Positive discussions on sportsmanship were part of the lesson plans in Minnesota and Wisconsin schools this week. One case served as a reminder that it's possible to go too far with the details — even when the desired goal is right on. The other drove home the importance of being encouraging and kind to players — even highly paid professionals who miss short field goals.

First, our neighbors to the east. The Wisconsin Interscholastic Athletic Association (WIAA) sent an e-mail to its 500 member schools reporting a "noticeable increase" in unsportsmanlike taunting at athletic events during the first half of the year.

"Any action directed at opposing teams or their spectators with the intent to taunt, disrespect, distract or entice an unsporting behavior in a response is not acceptable sportsmanship," the e-mail said. "Student groups, school administrators and event managers should take immediate steps to correct this unsporting behavior."

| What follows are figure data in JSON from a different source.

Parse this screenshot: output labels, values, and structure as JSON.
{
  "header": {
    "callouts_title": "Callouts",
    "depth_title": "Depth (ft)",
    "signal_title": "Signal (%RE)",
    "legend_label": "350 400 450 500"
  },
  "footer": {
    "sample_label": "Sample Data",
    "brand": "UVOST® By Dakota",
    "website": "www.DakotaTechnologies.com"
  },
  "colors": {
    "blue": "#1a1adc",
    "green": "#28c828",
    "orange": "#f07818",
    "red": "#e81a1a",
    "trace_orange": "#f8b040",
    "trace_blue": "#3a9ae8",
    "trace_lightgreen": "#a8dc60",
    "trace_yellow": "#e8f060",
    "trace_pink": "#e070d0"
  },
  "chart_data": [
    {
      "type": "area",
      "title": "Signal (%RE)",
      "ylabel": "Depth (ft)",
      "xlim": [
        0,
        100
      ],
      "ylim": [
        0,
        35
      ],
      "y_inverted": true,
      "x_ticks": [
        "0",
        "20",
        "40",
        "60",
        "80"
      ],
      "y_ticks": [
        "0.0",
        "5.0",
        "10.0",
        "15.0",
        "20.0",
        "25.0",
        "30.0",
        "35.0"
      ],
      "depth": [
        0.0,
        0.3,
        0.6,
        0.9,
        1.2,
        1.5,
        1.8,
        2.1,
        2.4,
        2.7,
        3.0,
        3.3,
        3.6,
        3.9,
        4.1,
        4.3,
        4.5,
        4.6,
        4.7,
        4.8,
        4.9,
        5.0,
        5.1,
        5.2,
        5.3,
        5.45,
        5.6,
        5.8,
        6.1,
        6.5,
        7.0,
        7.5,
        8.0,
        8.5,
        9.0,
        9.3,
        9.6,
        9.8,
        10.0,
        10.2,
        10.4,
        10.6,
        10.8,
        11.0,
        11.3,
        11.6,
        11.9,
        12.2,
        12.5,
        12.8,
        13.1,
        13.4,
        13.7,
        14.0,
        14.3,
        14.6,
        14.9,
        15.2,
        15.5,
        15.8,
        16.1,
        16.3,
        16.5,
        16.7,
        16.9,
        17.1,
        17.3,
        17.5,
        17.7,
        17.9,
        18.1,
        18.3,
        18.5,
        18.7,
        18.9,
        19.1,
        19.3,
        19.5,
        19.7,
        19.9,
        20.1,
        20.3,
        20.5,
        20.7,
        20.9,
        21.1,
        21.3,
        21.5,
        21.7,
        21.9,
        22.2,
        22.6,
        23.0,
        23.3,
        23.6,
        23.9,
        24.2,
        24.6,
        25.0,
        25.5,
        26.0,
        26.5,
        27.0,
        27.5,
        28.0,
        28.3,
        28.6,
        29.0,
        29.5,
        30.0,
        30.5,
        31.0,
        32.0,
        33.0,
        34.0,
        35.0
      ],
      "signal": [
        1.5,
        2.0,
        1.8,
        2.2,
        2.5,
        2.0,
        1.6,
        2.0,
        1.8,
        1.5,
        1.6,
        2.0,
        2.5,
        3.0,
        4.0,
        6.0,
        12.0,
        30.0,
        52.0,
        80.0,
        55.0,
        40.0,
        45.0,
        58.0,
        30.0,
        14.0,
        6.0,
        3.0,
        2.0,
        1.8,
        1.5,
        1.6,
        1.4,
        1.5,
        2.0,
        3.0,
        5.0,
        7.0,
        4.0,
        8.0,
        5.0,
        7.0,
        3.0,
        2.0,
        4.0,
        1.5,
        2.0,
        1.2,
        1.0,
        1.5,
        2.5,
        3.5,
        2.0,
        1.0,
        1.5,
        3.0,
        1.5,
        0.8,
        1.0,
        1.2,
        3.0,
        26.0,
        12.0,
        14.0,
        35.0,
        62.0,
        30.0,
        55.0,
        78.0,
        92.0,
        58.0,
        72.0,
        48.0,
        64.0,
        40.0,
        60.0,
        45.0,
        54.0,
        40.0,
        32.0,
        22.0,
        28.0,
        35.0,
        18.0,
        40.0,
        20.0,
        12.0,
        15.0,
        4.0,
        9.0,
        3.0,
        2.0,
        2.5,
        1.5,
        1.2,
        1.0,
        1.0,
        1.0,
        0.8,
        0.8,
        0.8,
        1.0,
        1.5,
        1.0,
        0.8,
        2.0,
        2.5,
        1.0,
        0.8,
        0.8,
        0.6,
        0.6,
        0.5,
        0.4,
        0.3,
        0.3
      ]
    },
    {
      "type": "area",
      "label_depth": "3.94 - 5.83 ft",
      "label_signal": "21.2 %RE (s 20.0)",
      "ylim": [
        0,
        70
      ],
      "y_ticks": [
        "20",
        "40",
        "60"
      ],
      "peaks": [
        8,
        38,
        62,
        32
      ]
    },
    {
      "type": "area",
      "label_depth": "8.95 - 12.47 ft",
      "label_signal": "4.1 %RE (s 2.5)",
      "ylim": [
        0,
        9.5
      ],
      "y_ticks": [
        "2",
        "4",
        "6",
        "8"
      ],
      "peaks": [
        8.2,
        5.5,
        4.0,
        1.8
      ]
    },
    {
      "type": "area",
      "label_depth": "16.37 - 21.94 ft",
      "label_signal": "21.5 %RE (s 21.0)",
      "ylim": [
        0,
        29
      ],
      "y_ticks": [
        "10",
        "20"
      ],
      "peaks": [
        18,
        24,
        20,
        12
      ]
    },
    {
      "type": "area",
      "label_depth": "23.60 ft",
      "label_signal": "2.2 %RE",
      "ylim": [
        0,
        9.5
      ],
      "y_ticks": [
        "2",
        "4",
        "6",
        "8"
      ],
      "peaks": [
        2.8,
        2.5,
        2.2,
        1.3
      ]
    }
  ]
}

No problem there. But the WIAA went off the rails by giving examples of common and relatively tame chants such as "Fun-da-mentals," "Airball," "There's a net there" and "Season's over." That prompted an understandable barrage of social media criticism. Call it a case of the right spirit, wrong specifics. Better for Wisconsin officials to stick with a general definition of unsportsmanlike behaviors and let schools deal with the specifics.

We have no problem with the other local case. To teach empathy and persistence, first-grade teacher Sarah Myhre and her fabulous students at Northpoint Elementary School in Blaine sent letters of encouragement to Minnesota Vikings kicker Blair Walsh following his season-ending missed field goal in a playoff game against the Seattle Seahawks.

Among the messages: "I know that it can be hard to get through things that are sad, but you have to try and try again," "Everyone makes mistakes sometimes,'' "You can help them win the Super Bowl next year'' and "We love you.''

Walsh, who was attacked on social media after the kick, was so touched that he visited the school to thank his first-grade fans in person. He said he wanted to make sure the kids knew that the botched kick would not be a "defining moment'' for him. That's a valuable lesson in perspective for all sports fans — young and old alike.